Tout en se félicitant de l'intérêt suscité dans le monde par le projet LHC, le Conseil a souhaité que la participation de physiciens d'Etats non-membres se réalise"étant entendu que l'utilisation à grande échelle des installations du CERN doit s'accompagner d'un apport de ressources au projet" acceptable à la fois pour le CERN et les Etats non-membres concernés. Il s'agirait d'une entorse au principe du 'libre accès' suivi aujourd'hui par le CERN et qui avait été établi par le Comité internationale sur les futurs accélérateurs (ICFA). Cette politique reposait sur l'espoir d'une utilisation réciproque à peu près équilibrée des installations dans le monde, ce qui n'est actuellement plus le cas. C'est ainsi que les physiciens des particules américains effectuant des recherches en Europe, au CERN, à DESY, Hambourg, et au Gran Sasso, Italie, sont considérablement plus nombreux que les physiciens des particules européens travaillant aux Etats-Unis d'Amérique.

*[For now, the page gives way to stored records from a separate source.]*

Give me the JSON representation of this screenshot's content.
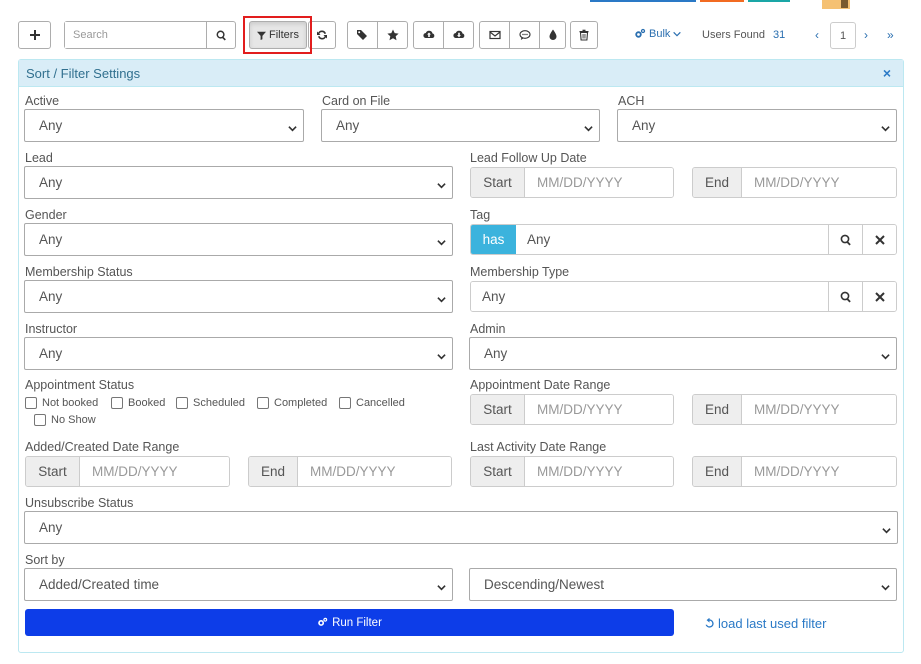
{
  "toolbar": {
    "search_placeholder": "Search",
    "filters_label": "Filters",
    "bulk_label": "Bulk",
    "users_found_label": "Users Found",
    "users_found_count": "31",
    "page_number": "1",
    "prev_glyph": "‹",
    "next_glyph": "›",
    "last_glyph": "»"
  },
  "panel": {
    "title": "Sort / Filter Settings",
    "close_glyph": "×"
  },
  "fields": {
    "active": {
      "label": "Active",
      "value": "Any"
    },
    "card_on_file": {
      "label": "Card on File",
      "value": "Any"
    },
    "ach": {
      "label": "ACH",
      "value": "Any"
    },
    "lead": {
      "label": "Lead",
      "value": "Any"
    },
    "lead_follow_up": {
      "label": "Lead Follow Up Date",
      "start_label": "Start",
      "end_label": "End",
      "placeholder": "MM/DD/YYYY"
    },
    "gender": {
      "label": "Gender",
      "value": "Any"
    },
    "tag": {
      "label": "Tag",
      "has_label": "has",
      "value": "Any"
    },
    "membership_status": {
      "label": "Membership Status",
      "value": "Any"
    },
    "membership_type": {
      "label": "Membership Type",
      "value": "Any"
    },
    "instructor": {
      "label": "Instructor",
      "value": "Any"
    },
    "admin": {
      "label": "Admin",
      "value": "Any"
    },
    "appointment_status": {
      "label": "Appointment Status",
      "options": [
        "Not booked",
        "Booked",
        "Scheduled",
        "Completed",
        "Cancelled",
        "No Show"
      ]
    },
    "appointment_date_range": {
      "label": "Appointment Date Range",
      "start_label": "Start",
      "end_label": "End",
      "placeholder": "MM/DD/YYYY"
    },
    "added_created_range": {
      "label": "Added/Created Date Range",
      "start_label": "Start",
      "end_label": "End",
      "placeholder": "MM/DD/YYYY"
    },
    "last_activity_range": {
      "label": "Last Activity Date Range",
      "start_label": "Start",
      "end_label": "End",
      "placeholder": "MM/DD/YYYY"
    },
    "unsubscribe_status": {
      "label": "Unsubscribe Status",
      "value": "Any"
    },
    "sort_by": {
      "label": "Sort by",
      "field_value": "Added/Created time",
      "order_value": "Descending/Newest"
    }
  },
  "actions": {
    "run_filter_label": "Run Filter",
    "load_last_label": "load last used filter"
  },
  "colors": {
    "panel_header_bg": "#d9edf7",
    "run_button_bg": "#0d3de8",
    "tag_has_bg": "#3bb3dd",
    "highlight_border": "#e21d1d",
    "link": "#2a79c6"
  }
}
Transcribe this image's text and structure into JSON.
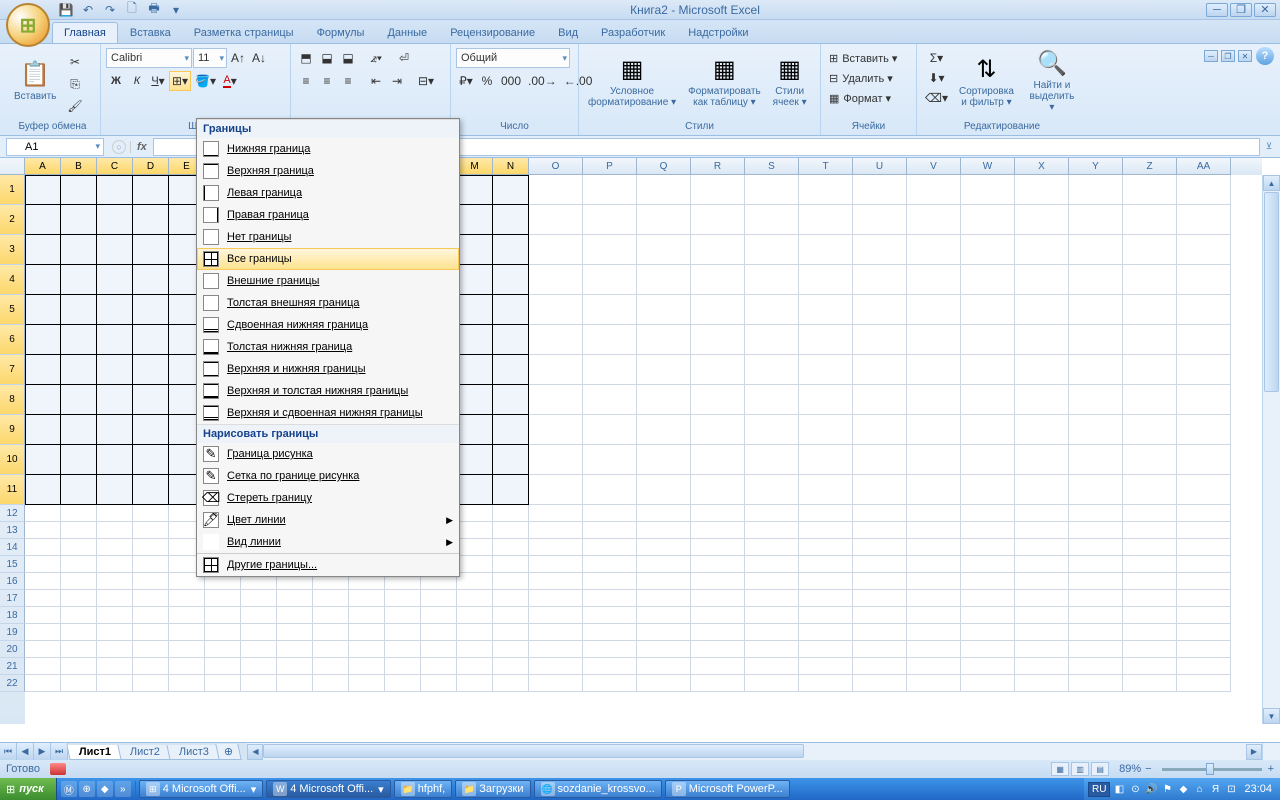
{
  "app": {
    "title": "Книга2 - Microsoft Excel"
  },
  "tabs": {
    "home": "Главная",
    "insert": "Вставка",
    "layout": "Разметка страницы",
    "formulas": "Формулы",
    "data": "Данные",
    "review": "Рецензирование",
    "view": "Вид",
    "developer": "Разработчик",
    "addins": "Надстройки"
  },
  "ribbon": {
    "clipboard": {
      "label": "Буфер обмена",
      "paste": "Вставить"
    },
    "font": {
      "label": "Шр",
      "name": "Calibri",
      "size": "11"
    },
    "alignment": {
      "label": ""
    },
    "number": {
      "label": "Число",
      "format": "Общий"
    },
    "styles": {
      "label": "Стили",
      "cond": "Условное\nформатирование ▾",
      "table": "Форматировать\nкак таблицу ▾",
      "cell": "Стили\nячеек ▾"
    },
    "cells": {
      "label": "Ячейки",
      "insert": "Вставить ▾",
      "delete": "Удалить ▾",
      "format": "Формат ▾"
    },
    "editing": {
      "label": "Редактирование",
      "sort": "Сортировка\nи фильтр ▾",
      "find": "Найти и\nвыделить ▾"
    }
  },
  "name_box": "A1",
  "borders_menu": {
    "header1": "Границы",
    "items": [
      "Нижняя граница",
      "Верхняя граница",
      "Левая граница",
      "Правая граница",
      "Нет границы",
      "Все границы",
      "Внешние границы",
      "Толстая внешняя граница",
      "Сдвоенная нижняя граница",
      "Толстая нижняя граница",
      "Верхняя и нижняя границы",
      "Верхняя и толстая нижняя границы",
      "Верхняя и сдвоенная нижняя границы"
    ],
    "header2": "Нарисовать границы",
    "draw_items": [
      "Граница рисунка",
      "Сетка по границе рисунка",
      "Стереть границу",
      "Цвет линии",
      "Вид линии"
    ],
    "more": "Другие границы..."
  },
  "columns": [
    "A",
    "B",
    "C",
    "D",
    "E",
    "",
    "",
    "",
    "",
    "",
    "",
    "",
    "M",
    "N",
    "O",
    "P",
    "Q",
    "R",
    "S",
    "T",
    "U",
    "V",
    "W",
    "X",
    "Y",
    "Z",
    "AA"
  ],
  "rows": [
    "1",
    "2",
    "3",
    "4",
    "5",
    "6",
    "7",
    "8",
    "9",
    "10",
    "11",
    "12",
    "13",
    "14",
    "15",
    "16",
    "17",
    "18",
    "19",
    "20",
    "21",
    "22"
  ],
  "sheets": {
    "s1": "Лист1",
    "s2": "Лист2",
    "s3": "Лист3"
  },
  "status": {
    "ready": "Готово",
    "zoom": "89%"
  },
  "taskbar": {
    "start": "пуск",
    "tasks": [
      "4 Microsoft Offi...",
      "4 Microsoft Offi...",
      "hfphf,",
      "Загрузки",
      "sozdanie_krossvo...",
      "Microsoft PowerP..."
    ],
    "lang": "RU",
    "time": "23:04"
  }
}
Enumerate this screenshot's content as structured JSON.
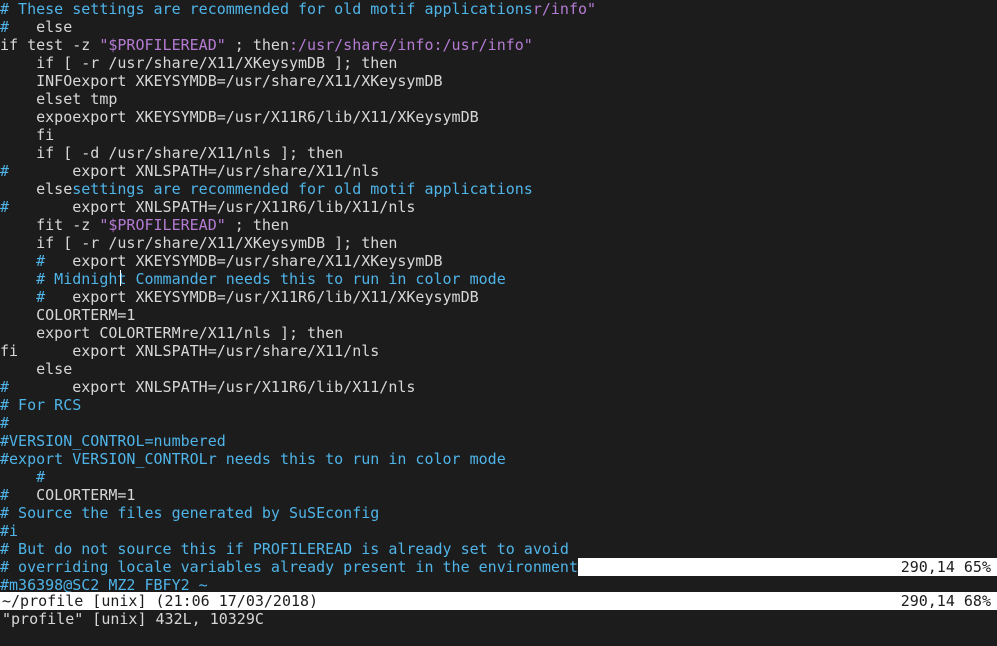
{
  "editor": {
    "lines": [
      [
        {
          "t": "# These settings are recommended for old motif applications",
          "c": "cm"
        },
        {
          "t": "r/info\"",
          "c": "st"
        }
      ],
      [
        {
          "t": "#",
          "c": "cm"
        },
        {
          "t": "   else",
          "c": "tx"
        }
      ],
      [
        {
          "t": "if test -z ",
          "c": "tx"
        },
        {
          "t": "\"$PROFILEREAD\"",
          "c": "st"
        },
        {
          "t": " ; then",
          "c": "tx"
        },
        {
          "t": ":/usr/share/info:/usr/info\"",
          "c": "st"
        }
      ],
      [
        {
          "t": "    if [ -r /usr/share/X11/XKeysymDB ]; then",
          "c": "tx"
        }
      ],
      [
        {
          "t": "    INFOexport XKEYSYMDB=/usr/share/X11/XKeysymDB",
          "c": "tx"
        }
      ],
      [
        {
          "t": "    elset tmp",
          "c": "tx"
        }
      ],
      [
        {
          "t": "    expoexport XKEYSYMDB=/usr/X11R6/lib/X11/XKeysymDB",
          "c": "tx"
        }
      ],
      [
        {
          "t": "    fi",
          "c": "tx"
        }
      ],
      [
        {
          "t": "    if [ -d /usr/share/X11/nls ]; then",
          "c": "tx"
        }
      ],
      [
        {
          "t": "#",
          "c": "cm"
        },
        {
          "t": "       export XNLSPATH=/usr/share/X11/nls",
          "c": "tx"
        }
      ],
      [
        {
          "t": "    else",
          "c": "tx"
        },
        {
          "t": "settings are recommended for old motif applications",
          "c": "cm"
        }
      ],
      [
        {
          "t": "#",
          "c": "cm"
        },
        {
          "t": "       export XNLSPATH=/usr/X11R6/lib/X11/nls",
          "c": "tx"
        }
      ],
      [
        {
          "t": "    fit -z ",
          "c": "tx"
        },
        {
          "t": "\"$PROFILEREAD\"",
          "c": "st"
        },
        {
          "t": " ; then",
          "c": "tx"
        }
      ],
      [
        {
          "t": "    if [ -r /usr/share/X11/XKeysymDB ]; then",
          "c": "tx"
        }
      ],
      [
        {
          "t": "    #",
          "c": "cm"
        },
        {
          "t": "   export XKEYSYMDB=/usr/share/X11/XKeysymDB",
          "c": "tx"
        }
      ],
      [
        {
          "t": "    # Midnight Commander needs this to run in color mode",
          "c": "cm"
        }
      ],
      [
        {
          "t": "    #",
          "c": "cm"
        },
        {
          "t": "   export XKEYSYMDB=/usr/X11R6/lib/X11/XKeysymDB",
          "c": "tx"
        }
      ],
      [
        {
          "t": "    COLORTERM=1",
          "c": "tx"
        }
      ],
      [
        {
          "t": "    export COLORTERMre/X11/nls ]; then",
          "c": "tx"
        }
      ],
      [
        {
          "t": "fi      export XNLSPATH=/usr/share/X11/nls",
          "c": "tx"
        }
      ],
      [
        {
          "t": "    else",
          "c": "tx"
        }
      ],
      [
        {
          "t": "#",
          "c": "cm"
        },
        {
          "t": "       export XNLSPATH=/usr/X11R6/lib/X11/nls",
          "c": "tx"
        }
      ],
      [
        {
          "t": "# For RCS",
          "c": "cm"
        }
      ],
      [
        {
          "t": "#",
          "c": "cm"
        }
      ],
      [
        {
          "t": "#VERSION_CONTROL=numbered",
          "c": "cm"
        }
      ],
      [
        {
          "t": "#export VERSION_CONTROLr needs this to run in color mode",
          "c": "cm"
        }
      ],
      [
        {
          "t": "    #",
          "c": "cm"
        }
      ],
      [
        {
          "t": "#",
          "c": "cm"
        },
        {
          "t": "   COLORTERM=1",
          "c": "tx"
        }
      ],
      [
        {
          "t": "# Source the files generated by SuSEconfig",
          "c": "cm"
        }
      ],
      [
        {
          "t": "#i",
          "c": "cm"
        }
      ],
      [
        {
          "t": "# But do not source this if PROFILEREAD is already set to avoid",
          "c": "cm"
        }
      ],
      [
        {
          "t": "# overriding locale variables already present in the environment",
          "c": "cm"
        }
      ],
      [
        {
          "t": "#m36398@SC2_MZ2_FBFY2 ~",
          "c": "cm"
        }
      ]
    ],
    "inline_ruler": "290,14 65%"
  },
  "statusline": {
    "left": "~/profile [unix] (21:06 17/03/2018)",
    "right": "290,14 68%"
  },
  "cmdline": "\"profile\" [unix] 432L, 10329C",
  "colors": {
    "background": "#1c1c1c",
    "comment": "#4fb4e8",
    "string": "#b57bd3",
    "text": "#d7d7d7",
    "statusbar": "#ffffff"
  }
}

A la suite de l'annulation du projet de supercollisionneur supraconducteur (SSC) aux USA, le réservoir de compétences et d'expérience scientifiques, constitué par les participants à ce projet, pourrait mis à profit pour irriguer le CERN. Au début de cette année, un sous-comité spécial du Comité consultatif sur la physique des hautes énergies des USA (HEPAP), présidé par Sidney Drell, Directeur adjoint du Centre de l'accélérateur linéaire de Stanford, a été chargé d'examiner les possibilités d'avenir pour la physique des particules aux USA et la collaboration internationale après cette annulation du SSC. Le sous-comité a remis son rapport à la fin de mai, après quoi HEPAP a adressé des recommandations au ministre de l'énergie, Hazel O'Leary, en temps utile pour qu'elle puisse proposer des mesures au Congrès au début de juillet 1994.

Dans son rapport, diffusé le 23 mai, le sous-comité déclare que le LHC ouvre la porte à des découvertes aux frontières ultimes de l'énergie et conclut qu'il est essentiel que les USA y participent, non seulement pour donner aux scientifiques et ingénieurs américains une expérience de valeur mondiale mais aussi pour maintenir les Etats-Unis à l'avant-garde des technologies d'accélération des protons dans le long terme. Le sous-comité recommande que "le Gouvernement des Etats-Unis d'Amérique exprime son intention de se joindre aux autres nations pour construire le LHC au CERN et entame des négociations dans ce but". Il prévoit un démarrage lent des dépenses américaines au titre des travaux liés au LHC en 1995 puis une augmentation avec une contribution totale substantiel à l'époque où le LHC sera construit. Il s'agirait en partie de contributions en nature, par exemple à la fabrication des aimants et détecteurs. La recommandation s'accompagne d'une demande de crédits d'investissement supplémentaires à court terme dans les installations nationales des Etats-Unis mais le LHC est jugé suffisamment important pour qu'une participation à son financement soit assurée même si le budget de la physique des hautes énergies reste constant. Une des clés d'une collaboration fructueuse sera un accord rapide sur les conditions, de façon que les collaborateurs américains puissent apporter leurs compétences et faire valoir leurs intérêts spécifiques dans la phase de conception du LHC. Le CERN se réjouit de travailler en partenariat avec ses collègues des Etats-Unis comme il l'a fait avec tant de succès et de plaisir par le passé.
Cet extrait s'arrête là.